Sebelum menjawab pertanyaan Anda, sebaiknya kita pahami terlebih dahulu apa itu bullying atau dalam bahasa Indonesia dikenal dengan istilah perundungan. Dalam hal bullying terjadi di sekolah, bullying adalah perilaku agresif yang dilakukan secara berulang-ulang oleh seseorang/sekelompok siswa yang memiliki kekuasaan, terhadap siswa/siswi lain yang lebih lemah, dengan tujuan menyakiti orang tersebut.[1] Adapun kategori bullying setidaknya meliputi 5 kategori sebagai berikut:[2]
Belajar Hukum Secara Online dari Pengajar Berkompeten Dengan Biaya TerjangkauMulai DariRp. 149.000
Fisik: memukul, mendorong, menggigit, menjambak, menendang, mengunci seseorang dalam ruangan, mencubit, mencakar, juga termasuk memeras dan merusak barang-barang yang dimiliki orang lain.
Verbal: mengancam, mempermalukan, merendahkan, mengganggu, memberi panggilan nama (name-calling), sarkasme, merendahkan (put-downs), mencela/mengejek, mengintimidasi, memaki, menyebarkan gosip.
Perilaku non-verbal langsung: menempelkan ekspresi muka yang merendahkan, mengejek, atau mengancam (biasanya disertai oleh bullying fisik atau verbal).
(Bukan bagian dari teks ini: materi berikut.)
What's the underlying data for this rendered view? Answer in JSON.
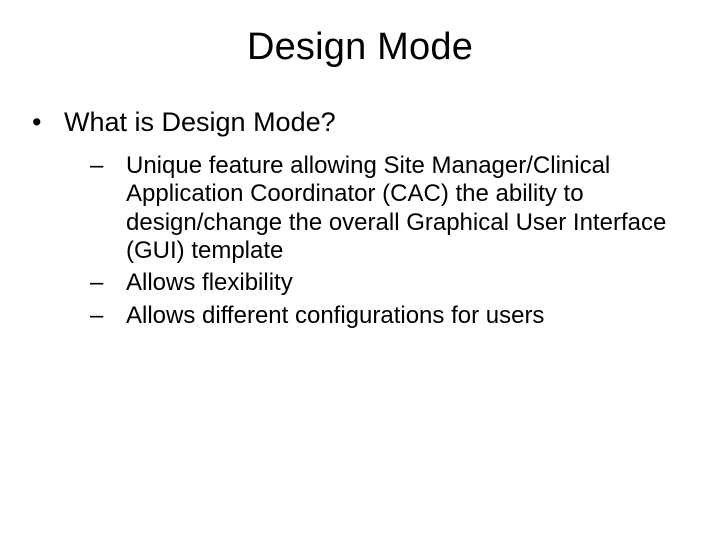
{
  "title": "Design Mode",
  "level1": {
    "bullet_char": "•",
    "text": "What is Design Mode?"
  },
  "level2": {
    "dash_char": "–",
    "items": [
      "Unique feature allowing Site Manager/Clinical Application Coordinator (CAC) the ability to design/change the overall Graphical User Interface (GUI) template",
      "Allows flexibility",
      "Allows different configurations for users"
    ]
  }
}
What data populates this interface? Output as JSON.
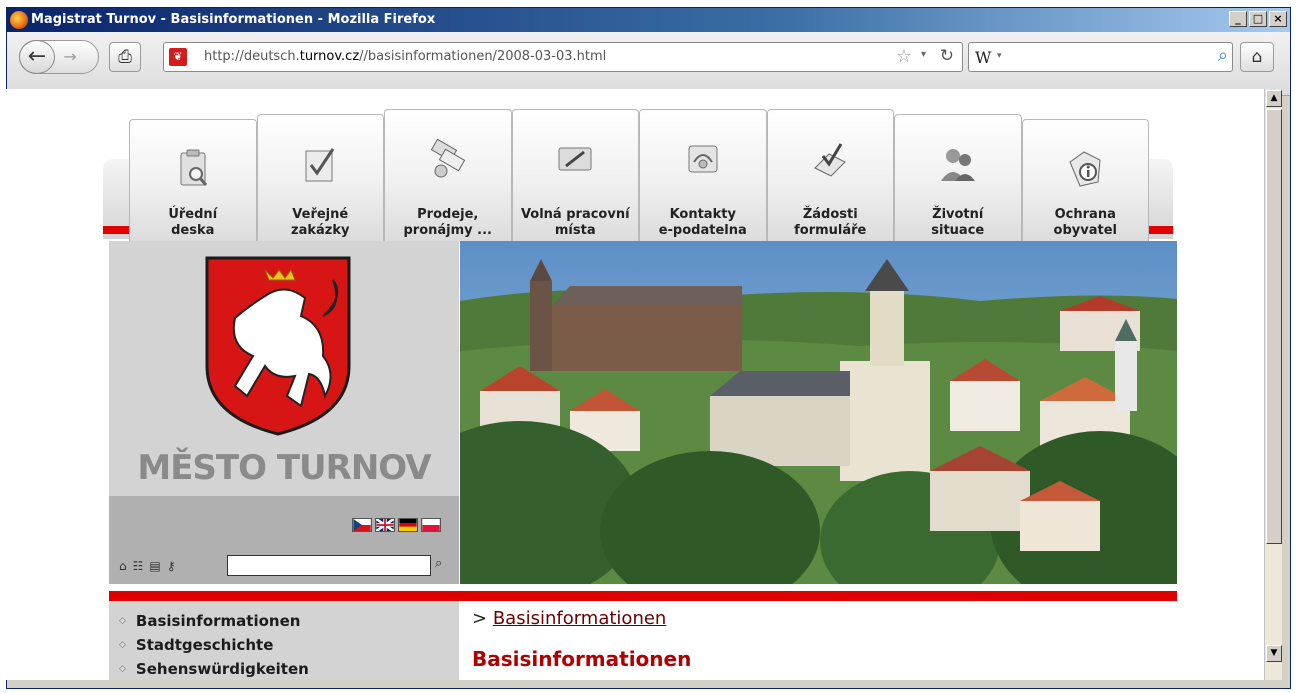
{
  "window": {
    "title": "Magistrat Turnov - Basisinformationen - Mozilla Firefox",
    "controls": [
      "_",
      "□",
      "×"
    ]
  },
  "toolbar": {
    "url_prefix": "http://deutsch.",
    "url_domain": "turnov.cz",
    "url_path": "//basisinformationen/2008-03-03.html",
    "search_engine": "W"
  },
  "tabs": [
    {
      "label_1": "Úřední",
      "label_2": "deska",
      "icon": "notice-board-icon"
    },
    {
      "label_1": "Veřejné",
      "label_2": "zakázky",
      "icon": "checklist-icon"
    },
    {
      "label_1": "Prodeje,",
      "label_2": "pronájmy ...",
      "icon": "documents-icon"
    },
    {
      "label_1": "Volná pracovní",
      "label_2": "místa",
      "icon": "pencil-icon"
    },
    {
      "label_1": "Kontakty",
      "label_2": "e-podatelna",
      "icon": "mail-icon"
    },
    {
      "label_1": "Žádosti",
      "label_2": "formuláře",
      "icon": "form-icon"
    },
    {
      "label_1": "Životní",
      "label_2": "situace",
      "icon": "people-icon"
    },
    {
      "label_1": "Ochrana",
      "label_2": "obyvatel",
      "icon": "shield-icon"
    }
  ],
  "branding": {
    "city_name": "MĚSTO TURNOV"
  },
  "languages": [
    "cs",
    "en",
    "de",
    "pl"
  ],
  "menu": {
    "items": [
      "Basisinformationen",
      "Stadtgeschichte",
      "Sehenswürdigkeiten"
    ]
  },
  "content": {
    "breadcrumb_prefix": ">",
    "breadcrumb_link": "Basisinformationen",
    "title": "Basisinformationen"
  },
  "colors": {
    "accent_red": "#e10000",
    "title_red": "#b10000",
    "sidebar_gray": "#d3d3d3"
  }
}
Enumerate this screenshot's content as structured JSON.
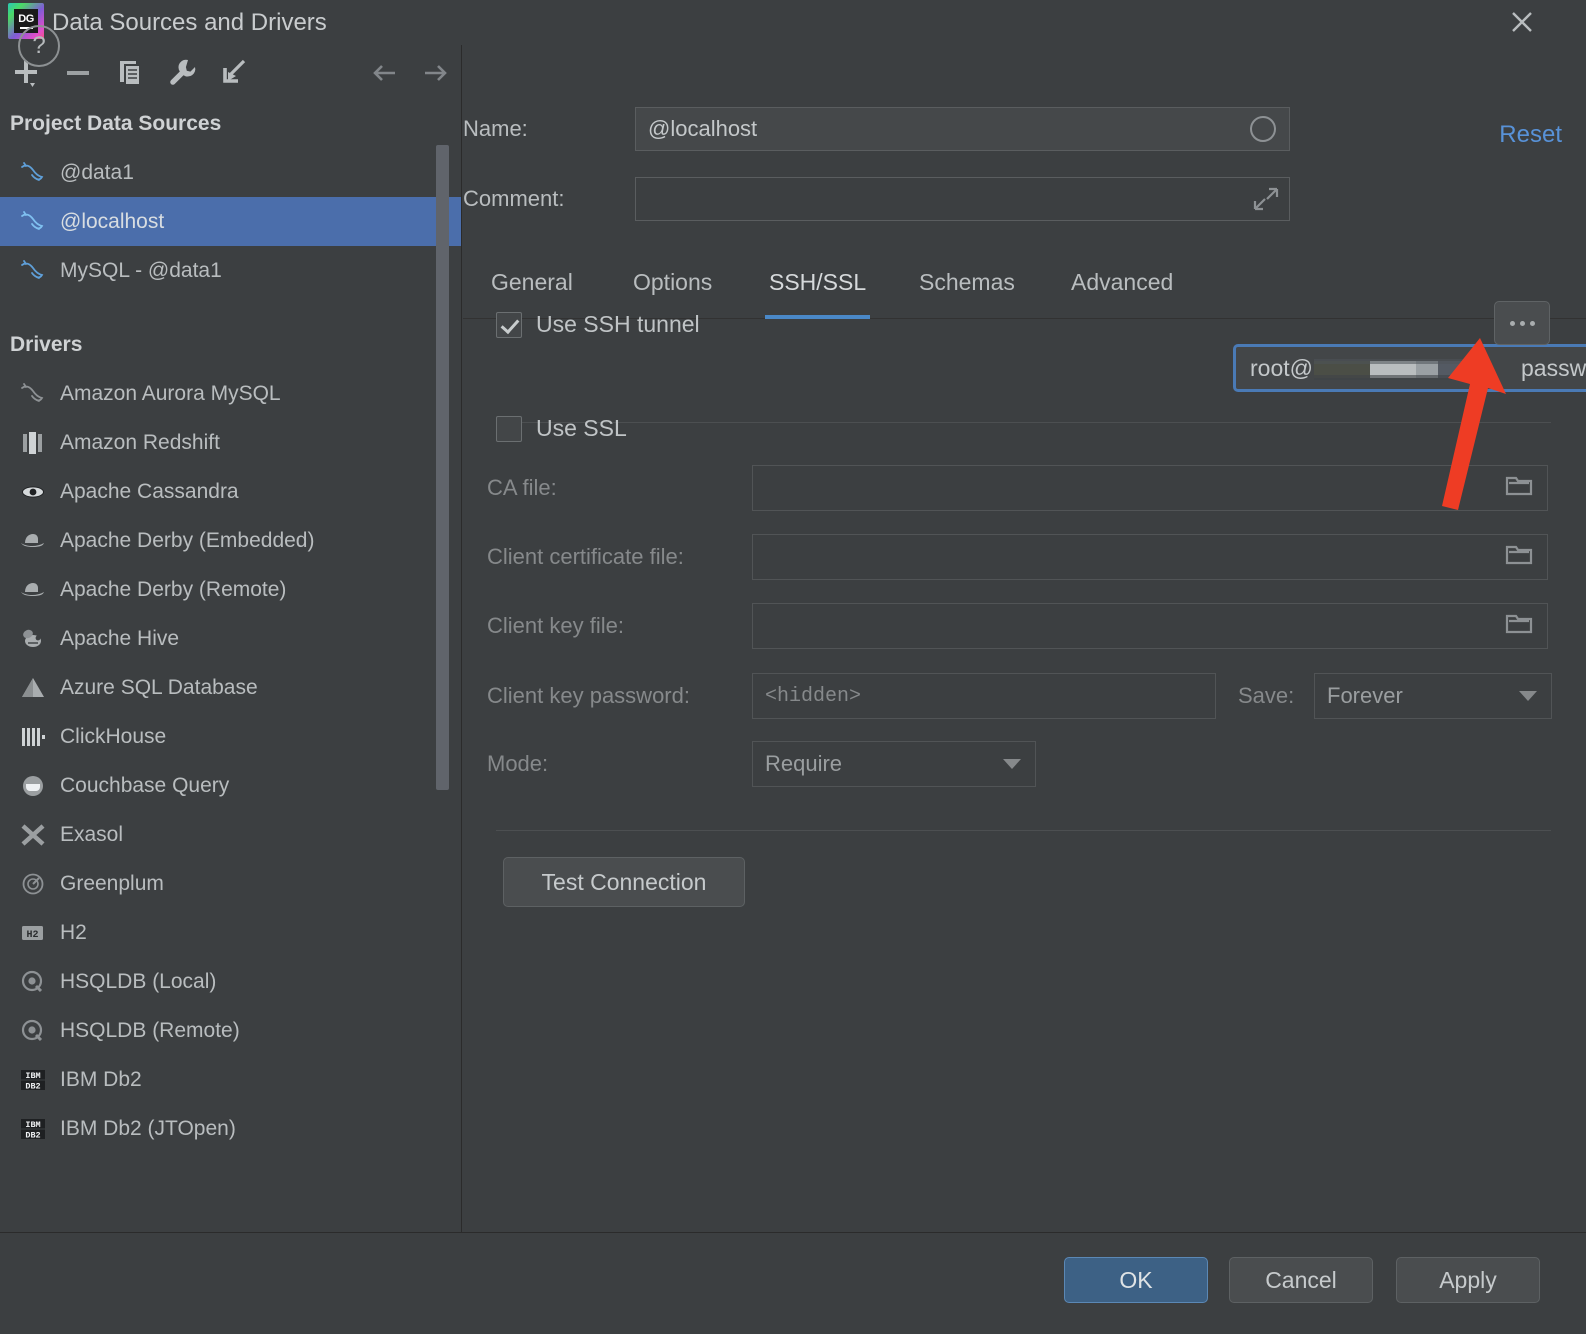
{
  "window": {
    "title": "Data Sources and Drivers",
    "app_icon": "datagrip-logo",
    "close_icon": "close-icon"
  },
  "left_panel": {
    "toolbar": [
      {
        "name": "add-data-source-button",
        "icon": "plus-icon"
      },
      {
        "name": "remove-data-source-button",
        "icon": "minus-icon"
      },
      {
        "name": "duplicate-data-source-button",
        "icon": "copy-icon"
      },
      {
        "name": "driver-properties-button",
        "icon": "wrench-icon"
      },
      {
        "name": "import-data-sources-button",
        "icon": "import-arrow-icon"
      },
      {
        "name": "navigate-back-button",
        "icon": "arrow-left-icon"
      },
      {
        "name": "navigate-forward-button",
        "icon": "arrow-right-icon"
      }
    ],
    "groups": [
      {
        "title": "Project Data Sources",
        "items": [
          {
            "label": "@data1",
            "icon": "mysql-dolphin-icon",
            "selected": false
          },
          {
            "label": "@localhost",
            "icon": "mysql-dolphin-icon",
            "selected": true
          },
          {
            "label": "MySQL - @data1",
            "icon": "mysql-dolphin-icon",
            "selected": false
          }
        ]
      },
      {
        "title": "Drivers",
        "items": [
          {
            "label": "Amazon Aurora MySQL",
            "icon": "mysql-dolphin-icon",
            "selected": false
          },
          {
            "label": "Amazon Redshift",
            "icon": "redshift-icon",
            "selected": false
          },
          {
            "label": "Apache Cassandra",
            "icon": "cassandra-eye-icon",
            "selected": false
          },
          {
            "label": "Apache Derby (Embedded)",
            "icon": "derby-hat-icon",
            "selected": false
          },
          {
            "label": "Apache Derby (Remote)",
            "icon": "derby-hat-icon",
            "selected": false
          },
          {
            "label": "Apache Hive",
            "icon": "hive-bee-icon",
            "selected": false
          },
          {
            "label": "Azure SQL Database",
            "icon": "azure-icon",
            "selected": false
          },
          {
            "label": "ClickHouse",
            "icon": "clickhouse-icon",
            "selected": false
          },
          {
            "label": "Couchbase Query",
            "icon": "couchbase-icon",
            "selected": false
          },
          {
            "label": "Exasol",
            "icon": "exasol-x-icon",
            "selected": false
          },
          {
            "label": "Greenplum",
            "icon": "greenplum-icon",
            "selected": false
          },
          {
            "label": "H2",
            "icon": "h2-icon",
            "selected": false
          },
          {
            "label": "HSQLDB (Local)",
            "icon": "hsqldb-icon",
            "selected": false
          },
          {
            "label": "HSQLDB (Remote)",
            "icon": "hsqldb-icon",
            "selected": false
          },
          {
            "label": "IBM Db2",
            "icon": "ibm-db2-icon",
            "selected": false
          },
          {
            "label": "IBM Db2 (JTOpen)",
            "icon": "ibm-db2-icon",
            "selected": false
          }
        ]
      }
    ]
  },
  "form": {
    "name_label": "Name:",
    "name_value": "@localhost",
    "name_adorn_icon": "color-circle-icon",
    "comment_label": "Comment:",
    "comment_value": "",
    "comment_adorn_icon": "expand-arrows-icon",
    "reset_label": "Reset"
  },
  "tabs": [
    {
      "label": "General",
      "active": false
    },
    {
      "label": "Options",
      "active": false
    },
    {
      "label": "SSH/SSL",
      "active": true
    },
    {
      "label": "Schemas",
      "active": false
    },
    {
      "label": "Advanced",
      "active": false
    }
  ],
  "ssh": {
    "checkbox_label": "Use SSH tunnel",
    "checked": true,
    "config_prefix": "root@",
    "config_redacted": true,
    "config_suffix": "password",
    "dropdown_icon": "chevron-down-icon",
    "more_button_icon": "ellipsis-icon"
  },
  "ssl": {
    "checkbox_label": "Use SSL",
    "checked": false,
    "fields": [
      {
        "label": "CA file:",
        "value": "",
        "icon": "folder-icon"
      },
      {
        "label": "Client certificate file:",
        "value": "",
        "icon": "folder-icon"
      },
      {
        "label": "Client key file:",
        "value": "",
        "icon": "folder-icon"
      }
    ],
    "key_password_label": "Client key password:",
    "key_password_placeholder": "<hidden>",
    "save_label": "Save:",
    "save_value": "Forever",
    "mode_label": "Mode:",
    "mode_value": "Require"
  },
  "actions": {
    "test_connection": "Test Connection",
    "help": "?",
    "ok": "OK",
    "cancel": "Cancel",
    "apply": "Apply"
  },
  "annotation": {
    "arrow_color": "#ee3c24",
    "points_at": "ssh-config-dropdown"
  },
  "colors": {
    "background": "#3c3f41",
    "selection": "#4b6eab",
    "accent_link": "#5892d8",
    "tab_underline": "#4a88c7",
    "focus_border": "#4a7ab5"
  }
}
Perilaku non-verbal tidak langsung: mendiamkan seseorang, memanipulasi persahabatan sehingga menjadi retak, sengaja mengucilkan atau mengabaikan, mengirimkan surat kaleng.
Pelecehan seksual: kadang dikategorikan perilaku agresi fisik atau verbal.
Berdasarkan pertanyaan Anda, kami asumsikan baik pelaku maupun korban bullying adalah anak. Lantas, apa hukumannya bagi pelaku bullying anak?
Isi Pasal 76C UU 35/2014
Pada dasarnya, tindak pidana bullying atau perundungan anak diatur dalam Pasal 76C UU 35/2014 yang berbunyi sebagai berikut:
Setiap Orang dilarang menempatkan, membiarkan, melakukan, menyuruh melakukan, atau turut serta melakukan Kekerasan terhadap Anak.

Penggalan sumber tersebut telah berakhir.